Azure has blue eyes and a dark skin and lives as an orphan under a bridge between sea and mountain in Sea Point, Cape Town. It is a hazardous life for this orphan in his early teens. He struggles against hunger, thirst and abuse. He speaks to us and tells us where to find food with not too many contaminating flies. He can smell evil, knows about the ugly things in sewers, the drug and body dealers, gangsters, the beauty of soft rain, how to watch out for policemen and how to suffer and survive brutality and prostitution, hustling and cruising the streets.

It is a disturbing book, wonderfully written.

Soweto under the apricot tree
Nic Mhlongo

Mhlongo uses the apricot trees of Soweto as the possible storytellers of life, happiness and despair.

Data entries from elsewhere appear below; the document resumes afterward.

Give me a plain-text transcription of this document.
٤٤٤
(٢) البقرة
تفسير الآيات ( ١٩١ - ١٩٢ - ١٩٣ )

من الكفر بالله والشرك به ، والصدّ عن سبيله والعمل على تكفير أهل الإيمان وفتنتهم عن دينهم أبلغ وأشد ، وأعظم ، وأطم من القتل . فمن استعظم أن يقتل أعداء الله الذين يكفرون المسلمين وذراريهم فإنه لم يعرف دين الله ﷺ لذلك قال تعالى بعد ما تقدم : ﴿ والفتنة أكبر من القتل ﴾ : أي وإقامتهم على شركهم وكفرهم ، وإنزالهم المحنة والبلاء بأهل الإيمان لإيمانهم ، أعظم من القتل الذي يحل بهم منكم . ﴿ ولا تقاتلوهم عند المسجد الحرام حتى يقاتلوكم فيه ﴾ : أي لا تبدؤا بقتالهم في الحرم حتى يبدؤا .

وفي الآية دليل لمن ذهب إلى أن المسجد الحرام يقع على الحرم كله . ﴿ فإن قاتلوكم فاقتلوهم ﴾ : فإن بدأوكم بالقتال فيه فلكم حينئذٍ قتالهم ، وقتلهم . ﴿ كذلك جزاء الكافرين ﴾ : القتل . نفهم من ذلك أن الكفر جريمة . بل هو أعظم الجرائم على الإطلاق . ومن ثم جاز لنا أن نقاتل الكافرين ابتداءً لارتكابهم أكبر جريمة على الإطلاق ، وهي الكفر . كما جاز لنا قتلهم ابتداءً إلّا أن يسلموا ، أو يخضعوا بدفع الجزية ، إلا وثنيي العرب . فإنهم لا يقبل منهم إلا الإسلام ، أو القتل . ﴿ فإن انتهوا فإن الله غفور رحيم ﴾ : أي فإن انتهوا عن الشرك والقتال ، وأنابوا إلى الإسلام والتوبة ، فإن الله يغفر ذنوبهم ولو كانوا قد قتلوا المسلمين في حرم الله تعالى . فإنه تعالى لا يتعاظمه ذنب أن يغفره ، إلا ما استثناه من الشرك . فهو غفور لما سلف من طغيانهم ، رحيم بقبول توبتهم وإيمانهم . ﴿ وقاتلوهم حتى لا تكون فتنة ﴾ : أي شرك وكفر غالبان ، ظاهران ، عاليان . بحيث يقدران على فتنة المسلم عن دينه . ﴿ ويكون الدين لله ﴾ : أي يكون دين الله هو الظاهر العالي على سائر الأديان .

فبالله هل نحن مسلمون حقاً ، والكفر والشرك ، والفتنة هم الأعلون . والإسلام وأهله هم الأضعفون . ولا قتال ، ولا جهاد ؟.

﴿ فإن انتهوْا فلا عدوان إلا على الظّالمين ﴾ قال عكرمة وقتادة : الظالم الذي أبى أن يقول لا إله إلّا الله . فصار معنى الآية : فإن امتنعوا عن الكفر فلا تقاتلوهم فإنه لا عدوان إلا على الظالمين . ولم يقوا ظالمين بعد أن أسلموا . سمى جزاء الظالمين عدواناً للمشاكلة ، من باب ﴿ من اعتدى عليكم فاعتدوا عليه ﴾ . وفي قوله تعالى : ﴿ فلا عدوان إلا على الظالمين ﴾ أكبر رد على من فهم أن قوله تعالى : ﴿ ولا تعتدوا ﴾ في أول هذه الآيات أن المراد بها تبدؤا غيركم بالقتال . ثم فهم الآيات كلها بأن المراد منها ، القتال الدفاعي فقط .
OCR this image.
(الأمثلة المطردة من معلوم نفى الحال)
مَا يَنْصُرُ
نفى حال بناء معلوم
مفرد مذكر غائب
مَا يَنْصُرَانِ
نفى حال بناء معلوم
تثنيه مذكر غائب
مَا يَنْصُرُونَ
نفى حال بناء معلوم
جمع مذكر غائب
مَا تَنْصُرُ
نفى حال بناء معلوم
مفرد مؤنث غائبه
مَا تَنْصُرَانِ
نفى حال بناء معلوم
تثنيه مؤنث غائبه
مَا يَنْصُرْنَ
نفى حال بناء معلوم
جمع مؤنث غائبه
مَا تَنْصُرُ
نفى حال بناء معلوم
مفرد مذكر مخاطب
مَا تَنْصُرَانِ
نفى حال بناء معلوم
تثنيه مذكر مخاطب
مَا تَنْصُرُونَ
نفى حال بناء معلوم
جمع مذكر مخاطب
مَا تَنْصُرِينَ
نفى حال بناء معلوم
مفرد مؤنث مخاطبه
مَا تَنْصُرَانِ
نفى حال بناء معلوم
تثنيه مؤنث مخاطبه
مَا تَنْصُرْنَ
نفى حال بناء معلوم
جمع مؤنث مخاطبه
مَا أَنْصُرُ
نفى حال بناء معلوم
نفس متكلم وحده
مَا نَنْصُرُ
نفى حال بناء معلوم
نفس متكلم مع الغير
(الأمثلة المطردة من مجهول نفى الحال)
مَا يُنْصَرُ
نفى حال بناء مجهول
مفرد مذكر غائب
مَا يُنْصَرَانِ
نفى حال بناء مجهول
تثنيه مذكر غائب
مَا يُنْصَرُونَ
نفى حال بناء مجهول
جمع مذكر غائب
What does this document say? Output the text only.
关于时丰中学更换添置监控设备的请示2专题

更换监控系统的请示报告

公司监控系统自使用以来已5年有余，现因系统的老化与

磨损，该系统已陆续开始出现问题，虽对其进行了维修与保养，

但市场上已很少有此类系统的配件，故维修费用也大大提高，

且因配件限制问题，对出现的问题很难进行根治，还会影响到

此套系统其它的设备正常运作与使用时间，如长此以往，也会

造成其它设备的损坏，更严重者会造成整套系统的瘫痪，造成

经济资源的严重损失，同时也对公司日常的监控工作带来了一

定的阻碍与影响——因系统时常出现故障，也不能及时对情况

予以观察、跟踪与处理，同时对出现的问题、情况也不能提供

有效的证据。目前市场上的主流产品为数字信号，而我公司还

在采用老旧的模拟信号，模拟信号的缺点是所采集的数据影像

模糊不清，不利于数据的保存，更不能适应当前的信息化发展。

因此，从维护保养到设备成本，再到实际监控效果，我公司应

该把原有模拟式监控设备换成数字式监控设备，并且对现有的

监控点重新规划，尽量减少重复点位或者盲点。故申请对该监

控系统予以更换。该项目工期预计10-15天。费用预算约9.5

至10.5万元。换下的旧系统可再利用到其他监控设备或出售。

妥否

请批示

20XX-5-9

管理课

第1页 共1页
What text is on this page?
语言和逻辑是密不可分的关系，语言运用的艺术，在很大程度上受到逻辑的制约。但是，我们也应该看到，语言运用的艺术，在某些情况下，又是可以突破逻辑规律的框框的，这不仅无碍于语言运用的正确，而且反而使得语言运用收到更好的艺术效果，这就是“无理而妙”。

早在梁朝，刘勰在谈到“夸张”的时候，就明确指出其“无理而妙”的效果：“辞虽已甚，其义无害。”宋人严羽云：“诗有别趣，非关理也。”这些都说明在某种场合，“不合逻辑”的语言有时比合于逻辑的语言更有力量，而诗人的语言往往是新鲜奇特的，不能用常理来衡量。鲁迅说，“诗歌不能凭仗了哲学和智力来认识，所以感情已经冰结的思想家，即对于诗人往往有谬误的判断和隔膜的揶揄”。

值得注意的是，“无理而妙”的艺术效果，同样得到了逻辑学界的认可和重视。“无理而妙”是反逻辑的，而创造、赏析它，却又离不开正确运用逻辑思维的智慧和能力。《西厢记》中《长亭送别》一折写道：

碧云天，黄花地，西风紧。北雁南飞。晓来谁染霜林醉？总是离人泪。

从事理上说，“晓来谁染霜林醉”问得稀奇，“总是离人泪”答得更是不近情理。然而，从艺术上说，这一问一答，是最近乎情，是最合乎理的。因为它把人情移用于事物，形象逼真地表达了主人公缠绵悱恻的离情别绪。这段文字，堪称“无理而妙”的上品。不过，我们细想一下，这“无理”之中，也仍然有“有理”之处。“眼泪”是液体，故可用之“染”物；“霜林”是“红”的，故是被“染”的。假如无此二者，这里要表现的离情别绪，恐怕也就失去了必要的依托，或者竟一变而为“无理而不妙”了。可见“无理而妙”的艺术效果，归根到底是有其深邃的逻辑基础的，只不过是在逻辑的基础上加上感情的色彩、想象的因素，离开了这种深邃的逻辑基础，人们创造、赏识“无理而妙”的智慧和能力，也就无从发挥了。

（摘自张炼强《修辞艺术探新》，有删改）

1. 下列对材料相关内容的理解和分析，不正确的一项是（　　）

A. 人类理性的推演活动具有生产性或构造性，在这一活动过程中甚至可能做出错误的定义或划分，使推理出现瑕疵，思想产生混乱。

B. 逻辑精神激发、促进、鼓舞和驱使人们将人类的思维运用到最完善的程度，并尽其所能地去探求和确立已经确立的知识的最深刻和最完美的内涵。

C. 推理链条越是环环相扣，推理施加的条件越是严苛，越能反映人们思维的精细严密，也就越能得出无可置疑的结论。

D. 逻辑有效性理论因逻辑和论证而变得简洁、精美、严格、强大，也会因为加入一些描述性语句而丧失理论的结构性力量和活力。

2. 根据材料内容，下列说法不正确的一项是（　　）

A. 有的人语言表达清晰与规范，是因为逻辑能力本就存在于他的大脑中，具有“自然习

This is his second short story collection and one’s imagination is filled with wonder at the range of the author’s satirical look at life under the apricot trees.

Mhlongo is also a born Sowetan who studied journalism and writing at various universities and institutions, including during his time as Artist in Residence at the Akademie der Kῢnste der Welt in Cologne, Germany.

The vibrancy of the author’s birthplace colours his post-democratic South African writing. He looks at everything surrounding and of Soweto, from funerals to ancestors, xenophobia, beauty, misery and the bittersweet of life. Just like the fruit of the apricot.

Mhlongo writes with flair and insight, spicing his storytelling with a satirical touch that makes for intriguing and attention-grabbing reading.

The Scent of Bliss
Nthikeng Mohlele

Scent is indeed a bliss …to read and to ponder for a while. This slender volume of lyrical writing holds the reader’s attention word after word, paragraph after paragraph. The reader gets to know a mind which is self-described as “cerebral-idealistic and drawn to life though at times it is coloured by its limitations”.